身ごもり秘夜~俺様御曹司と極甘な政略結婚はじめます~

 結婚までの僅かな間だ。結婚指輪は必要だけど、婚約指輪は無いものだとばかり思っていた。

「不安なことは、何でも俺に言って欲しい。すぐに解決できることばかりではないかもしれないが、琴音には出来るだけ憂いなく嫁いできて欲しい」

 優しい言葉に目が潤んで、きゅっと目頭に力を入れる。手の中の指輪の箱を、強く握りしめた。
 もしかしたら、琴音がこれまで仕事ばかりだったため、結婚に二の足を踏んでいるように閑には見えたのか。
 顔を上げると彼は、真剣な表情で唇を引き結び、琴音を見つめていた。

「閑さん……」

 真剣に言葉を尽くしてくれている。そう思うと、心は温まる。
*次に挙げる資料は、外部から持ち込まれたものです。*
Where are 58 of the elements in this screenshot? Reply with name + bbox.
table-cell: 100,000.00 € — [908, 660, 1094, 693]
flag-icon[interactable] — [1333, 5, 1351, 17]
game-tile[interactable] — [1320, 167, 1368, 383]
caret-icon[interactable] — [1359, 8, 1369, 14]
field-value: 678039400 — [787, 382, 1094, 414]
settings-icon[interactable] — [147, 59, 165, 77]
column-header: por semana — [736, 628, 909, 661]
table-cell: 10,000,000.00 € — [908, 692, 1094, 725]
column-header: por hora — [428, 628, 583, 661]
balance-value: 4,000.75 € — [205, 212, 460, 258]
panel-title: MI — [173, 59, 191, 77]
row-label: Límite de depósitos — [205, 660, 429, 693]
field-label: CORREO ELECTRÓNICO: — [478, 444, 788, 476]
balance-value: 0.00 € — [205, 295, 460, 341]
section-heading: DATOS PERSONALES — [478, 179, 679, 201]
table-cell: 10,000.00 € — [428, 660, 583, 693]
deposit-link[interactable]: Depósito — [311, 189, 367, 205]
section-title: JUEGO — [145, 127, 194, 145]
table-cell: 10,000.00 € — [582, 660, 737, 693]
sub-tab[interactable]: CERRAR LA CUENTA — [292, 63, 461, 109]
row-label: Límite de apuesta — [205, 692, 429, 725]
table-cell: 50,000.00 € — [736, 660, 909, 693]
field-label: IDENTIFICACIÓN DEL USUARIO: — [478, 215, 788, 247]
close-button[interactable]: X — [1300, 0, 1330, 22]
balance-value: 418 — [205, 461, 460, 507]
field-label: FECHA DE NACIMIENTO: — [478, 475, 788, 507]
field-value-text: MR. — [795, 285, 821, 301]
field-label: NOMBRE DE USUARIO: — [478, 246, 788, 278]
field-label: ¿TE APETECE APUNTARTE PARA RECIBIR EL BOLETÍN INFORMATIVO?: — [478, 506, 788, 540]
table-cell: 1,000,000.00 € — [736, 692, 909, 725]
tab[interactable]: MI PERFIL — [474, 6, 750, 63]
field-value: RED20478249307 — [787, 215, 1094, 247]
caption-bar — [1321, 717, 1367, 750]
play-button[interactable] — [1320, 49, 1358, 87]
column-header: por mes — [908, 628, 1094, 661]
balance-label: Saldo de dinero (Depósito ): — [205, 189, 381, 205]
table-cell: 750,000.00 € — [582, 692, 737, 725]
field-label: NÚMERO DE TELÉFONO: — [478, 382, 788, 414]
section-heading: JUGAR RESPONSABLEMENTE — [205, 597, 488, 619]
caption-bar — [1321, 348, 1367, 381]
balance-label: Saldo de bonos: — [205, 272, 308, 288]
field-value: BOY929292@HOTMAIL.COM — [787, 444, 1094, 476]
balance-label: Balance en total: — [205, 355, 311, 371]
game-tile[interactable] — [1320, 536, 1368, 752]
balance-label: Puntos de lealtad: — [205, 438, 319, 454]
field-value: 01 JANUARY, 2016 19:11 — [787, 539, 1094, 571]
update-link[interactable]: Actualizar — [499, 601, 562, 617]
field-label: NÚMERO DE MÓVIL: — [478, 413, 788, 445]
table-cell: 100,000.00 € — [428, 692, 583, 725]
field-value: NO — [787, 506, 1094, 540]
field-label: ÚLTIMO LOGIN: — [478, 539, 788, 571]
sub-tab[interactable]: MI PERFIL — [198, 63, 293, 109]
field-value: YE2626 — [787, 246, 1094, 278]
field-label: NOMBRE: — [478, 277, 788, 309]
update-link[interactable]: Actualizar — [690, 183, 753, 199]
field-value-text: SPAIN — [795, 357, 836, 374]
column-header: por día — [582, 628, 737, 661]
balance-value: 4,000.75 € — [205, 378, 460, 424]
こんな風に言葉をかけてくれる人となら、きっと気持ちも育める。だからその分、琴音も言葉を尽くしたい。

「大丈夫です。私、ちゃんと楽しみにしてます」

 琴音がそう言うと、閑は少しだけ微笑む。だが、信じて安心してくれたわけではなさそうで、なんと言えば伝わるのか琴音は言葉をかき集める。